“It is found that (media) sentiment concentration was directionally in sync with the policy rate decision except on few occasions,” said the article on ‘Policy rate expectations in media,’ written by Geetha Giddi and Shweta Kumari, Big Data Analytics Division, Department of Statistics and Information Management (DSIM), RBI.
The views expressed in this article are those of the authors and do not represent the views of the RBI, the article said.
It further said that with growing importance of central bank communication in market economies, the role of electronic and print media has gained importance.
“Media disseminates, explains and interprets news to the general public, and also conveys concerns, perceptions and opinions of various economic agents to the policy makers, either directly or indirectly,” it added.
Traditionally, central banks have used various forward-looking surveys to elicit feedback on a wide range of macro-economic and financial variables from firms, households and professionals to bridge data gaps and generate high frequency data for policy inputs.
“With deeper penetration of internet, new sources (newsfeeds, online portals, social media platforms) are transmitting news to the market as well as to the public, generating micro voluminous data at high frequency,” the article said.

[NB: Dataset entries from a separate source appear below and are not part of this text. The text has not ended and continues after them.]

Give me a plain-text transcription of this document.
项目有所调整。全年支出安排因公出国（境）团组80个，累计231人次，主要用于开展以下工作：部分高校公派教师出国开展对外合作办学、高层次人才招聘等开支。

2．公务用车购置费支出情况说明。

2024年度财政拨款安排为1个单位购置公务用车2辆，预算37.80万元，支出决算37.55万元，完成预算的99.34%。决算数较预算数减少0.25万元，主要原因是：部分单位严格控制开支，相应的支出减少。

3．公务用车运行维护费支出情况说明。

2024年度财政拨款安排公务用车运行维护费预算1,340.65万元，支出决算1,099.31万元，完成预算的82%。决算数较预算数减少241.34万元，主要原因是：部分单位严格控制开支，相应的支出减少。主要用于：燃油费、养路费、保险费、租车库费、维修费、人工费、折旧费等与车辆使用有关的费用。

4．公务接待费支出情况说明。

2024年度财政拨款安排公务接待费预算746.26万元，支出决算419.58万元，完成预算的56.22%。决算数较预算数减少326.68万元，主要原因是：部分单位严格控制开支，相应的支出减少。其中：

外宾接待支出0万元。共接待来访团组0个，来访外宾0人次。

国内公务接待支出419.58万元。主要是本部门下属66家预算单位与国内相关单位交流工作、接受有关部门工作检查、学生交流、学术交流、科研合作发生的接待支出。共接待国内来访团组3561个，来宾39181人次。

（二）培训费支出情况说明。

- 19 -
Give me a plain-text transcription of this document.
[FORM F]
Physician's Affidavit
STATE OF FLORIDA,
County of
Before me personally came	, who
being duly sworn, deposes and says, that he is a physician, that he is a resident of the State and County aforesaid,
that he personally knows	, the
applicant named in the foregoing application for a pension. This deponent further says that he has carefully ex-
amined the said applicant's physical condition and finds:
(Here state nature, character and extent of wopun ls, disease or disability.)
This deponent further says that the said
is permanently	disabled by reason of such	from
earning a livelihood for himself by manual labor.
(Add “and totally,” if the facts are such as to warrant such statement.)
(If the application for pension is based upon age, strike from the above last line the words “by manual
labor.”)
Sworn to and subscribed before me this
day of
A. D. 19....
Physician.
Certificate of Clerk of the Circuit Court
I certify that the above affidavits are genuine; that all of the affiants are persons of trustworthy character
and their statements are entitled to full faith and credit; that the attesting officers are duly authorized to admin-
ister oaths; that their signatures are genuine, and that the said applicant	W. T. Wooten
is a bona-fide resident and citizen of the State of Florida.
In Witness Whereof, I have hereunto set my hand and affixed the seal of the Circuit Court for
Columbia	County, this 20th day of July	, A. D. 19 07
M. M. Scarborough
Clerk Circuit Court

The analysis reveals that “for most of the time period under consideration, sentiment was noticeably concentrated in one of the sentiment classes (increase/decrease/neutral), indicating media’s overall tilt towards a particular rate action”.
News articles used in this study were sourced from a media intelligence firm. Daily news related to policy rate from April 2015 to December 2019 was culled out from the source.
April 2015 was chosen as the starting point in view of the start of the flexible inflation targeting (FIT) regime in India, the article said.